"SORBO '80"

Il rischio di avere vent'anni

Si corrono inevitabilmente dei rischi facendo un giornale come questo, specialmente se è un numero unico: o si scade nella goliardia o nel parrocchiale per voler essere ridanciani e spiritosi ad ogni costo, o si diventa declamatori e trionfalisti del genere governativo, inaugurazione - trafori - e autostrade (« le ambite mète, i traguardi conseguiti, la ferrea volontà realizzatrice, le ardite speranze», ecc.), o, infine, si rende il giornale praticamente illeggibile, trasformandolo in un regesto di fatti e di note contabili, una specie di secca e noiosa partita doppia con tanto di entrate e di uscite e magari con un piccolo saldo attivo da utilizzare l'anno prossimo in spari, bande musicali e luminarie.
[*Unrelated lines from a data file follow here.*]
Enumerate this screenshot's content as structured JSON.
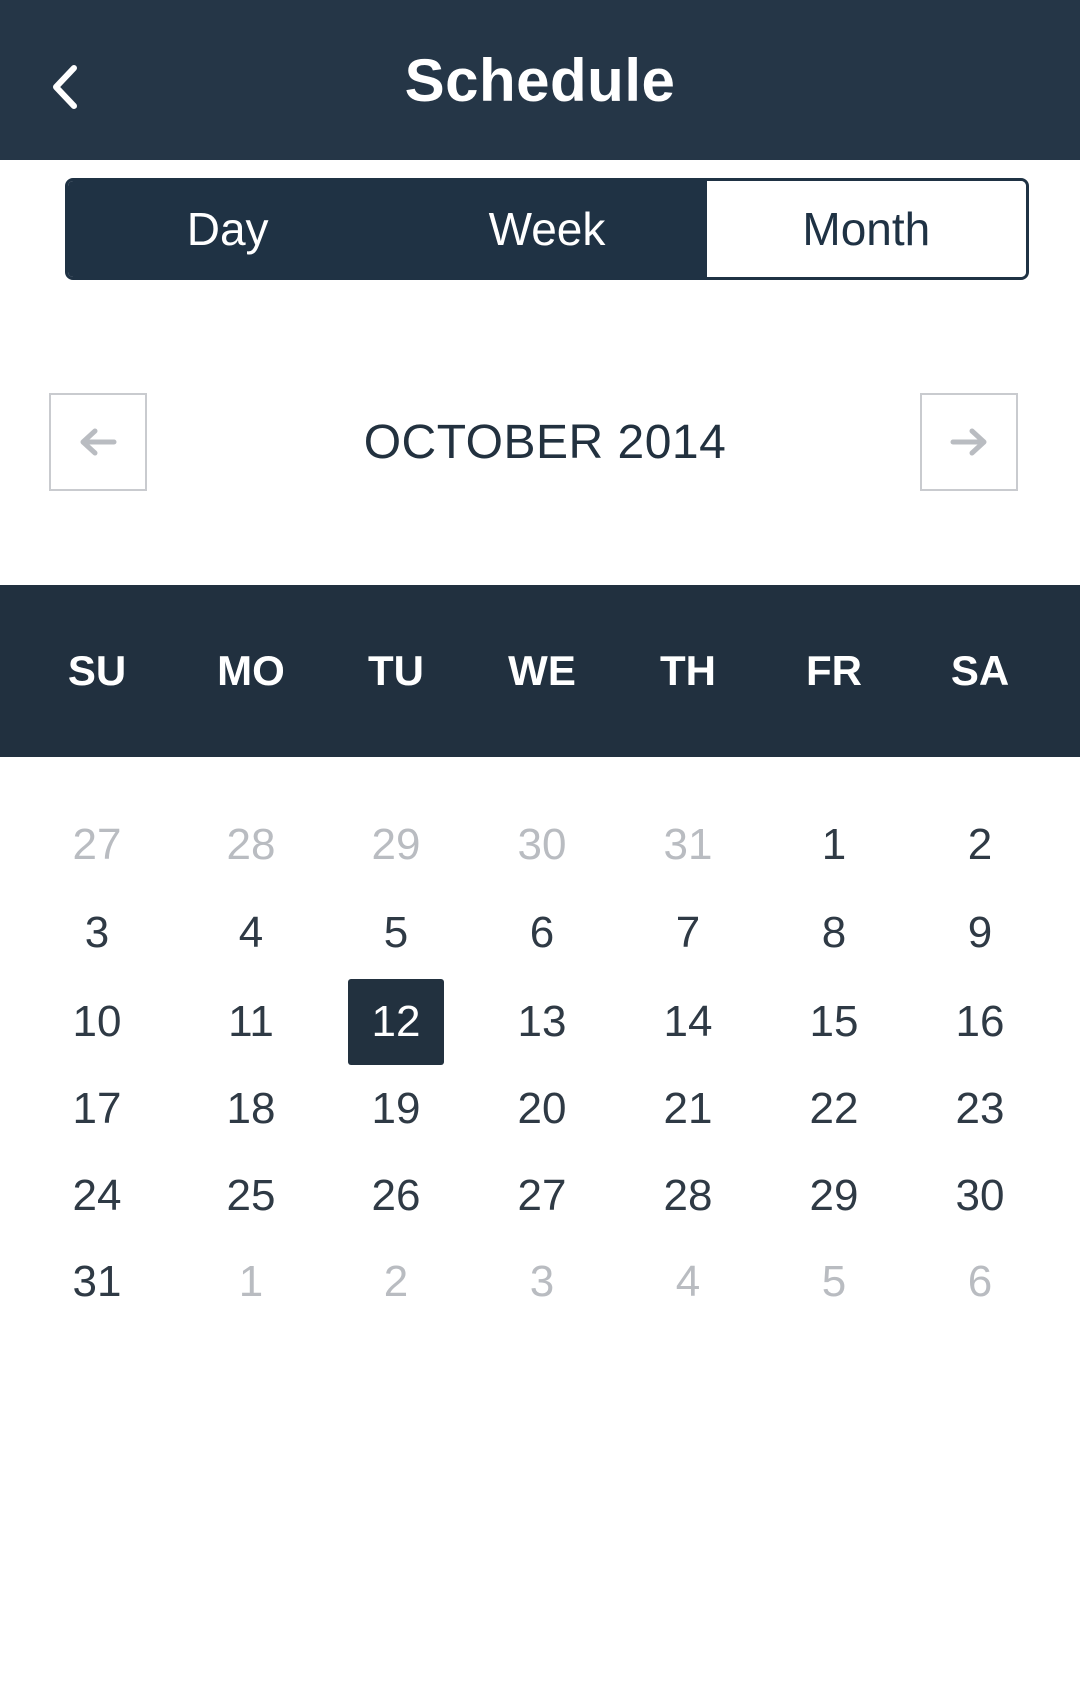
{
  "header": {
    "title": "Schedule",
    "back_icon": "chevron-left-icon"
  },
  "view_toggle": {
    "options": [
      "Day",
      "Week",
      "Month"
    ],
    "selected": "Month"
  },
  "month_nav": {
    "prev_icon": "arrow-left-icon",
    "next_icon": "arrow-right-icon",
    "label": "OCTOBER 2014"
  },
  "calendar": {
    "weekdays": [
      "SU",
      "MO",
      "TU",
      "WE",
      "TH",
      "FR",
      "SA"
    ],
    "weeks": [
      [
        "27",
        "28",
        "29",
        "30",
        "31",
        "1",
        "2"
      ],
      [
        "3",
        "4",
        "5",
        "6",
        "7",
        "8",
        "9"
      ],
      [
        "10",
        "11",
        "12",
        "13",
        "14",
        "15",
        "16"
      ],
      [
        "17",
        "18",
        "19",
        "20",
        "21",
        "22",
        "23"
      ],
      [
        "24",
        "25",
        "26",
        "27",
        "28",
        "29",
        "30"
      ],
      [
        "31",
        "1",
        "2",
        "3",
        "4",
        "5",
        "6"
      ]
    ],
    "selected_day": "12"
  },
  "colors": {
    "header_bg": "#253647",
    "accent_dark": "#1f3244",
    "muted_day": "#b9bcc1"
  }
}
Vogliamo darci delle arie? Diamocele, dunque, e diciamo chiaramente (né iattanza né umiltà) che corriamo volentieri quei rischi con incosciente serietà, preoccupati solo di dare a chi legge un « prodotto bilanciato », cioè una calibrata miscela di ingredienti apparentemente eterogenei, per dire (è la prima volta nella storia!) qualche cosa su questo paese, sulla sua gente e la sua storia, fornendo informazioni precise ma anche motivi di umorismo e di riflessione, bilanci contabili e ipotesi di programmi, cronache un po' leggendarie e spavalde e rivelazioni di prima mano.

Non potevamo certo sostituirci alla stampa tradizionale né surrogare — in otto paginette — la saggistica di stampo universitario saccente e serioso; non si viene a cercare qui l'ultima notizia di cronaca o la dotta analisi strutturale della lingua degli Equi preromani, in relazione al corrente « parlato » sorbese. Tuttavia, se i mezzi di comunicazione di massa provvedono a soddisfare largamente la domanda di notizie (magari distorcendole o adattandole agli interessi di chi le fornisce e di chi le porge), questo giornale ha il dovere di

« raccontare », sia pure in pezzi sintetici e non ordinati fra loro, quando e come nasce, si forma, cresce, decade, ma ancora regge, una contrada dì poche case e di pochi abitanti (da un minimo di ventuno a un massimo di trecentoottantasei), che cosa rappresenta nel territorio di cui fa parte, chi e quando neparlò in pubblicazioni, atti pubblici e in documenti d'altro genere, quale collocazione ebbe storicamente nel tempo, maiuscola o minuscola che possa essere stata.

Si è trattato in sostanza di mettere insieme una serie di fotogrammi, da guardare separatamente, ritagliati con libertà frettolosa da un film più ampio, sistematico e divertente, cioè dal libro che non siamo riusciti a pubblicare in tempo utile e di cui diamo notizia in altra pagina.

E' anche un atto d'amore verso questa gente scontrosa e taciturna, il mantenimento di una lontana promessa al nostro struggente « posto delle fragole », tornavamo qui un tempo, a lunghi intervalli, a rivedere « qualcuno », scolorivano nel fumo dei camini, tra le pietre e le strade di polvere e fango, nell'odore delle stalle e del pane sfornato, i cascami di un mondo che ci sembrava tutto nostro per diritto di preda.

Infine, è una sfida all'indifferenza e magari all'ironia di chi ci accusa di amare troppo « certe cose », la colonna miliaria, il cenotafio romano, il monumento ai caduti, la fontana, ma non sa offrirci un'alternativa che non sia il « benessere », padre di un robot che si chiama progresso, nonno di un mostro che ha nome consumismo.

Noi non siamo gli ultimi apostoli ostinati di una religione morente, i conservatori di un museo di ricordi, i nostalgici di remote, ipotetiche verginità, al contrario. siamo gattopardi, ma vincitori, abbiamo sempre vent'anni, la nostra fioritura è perenne, divoriamo pane e vita ogni giorno, portiamo pochi «messaggi» ma immense riserve di amore corale.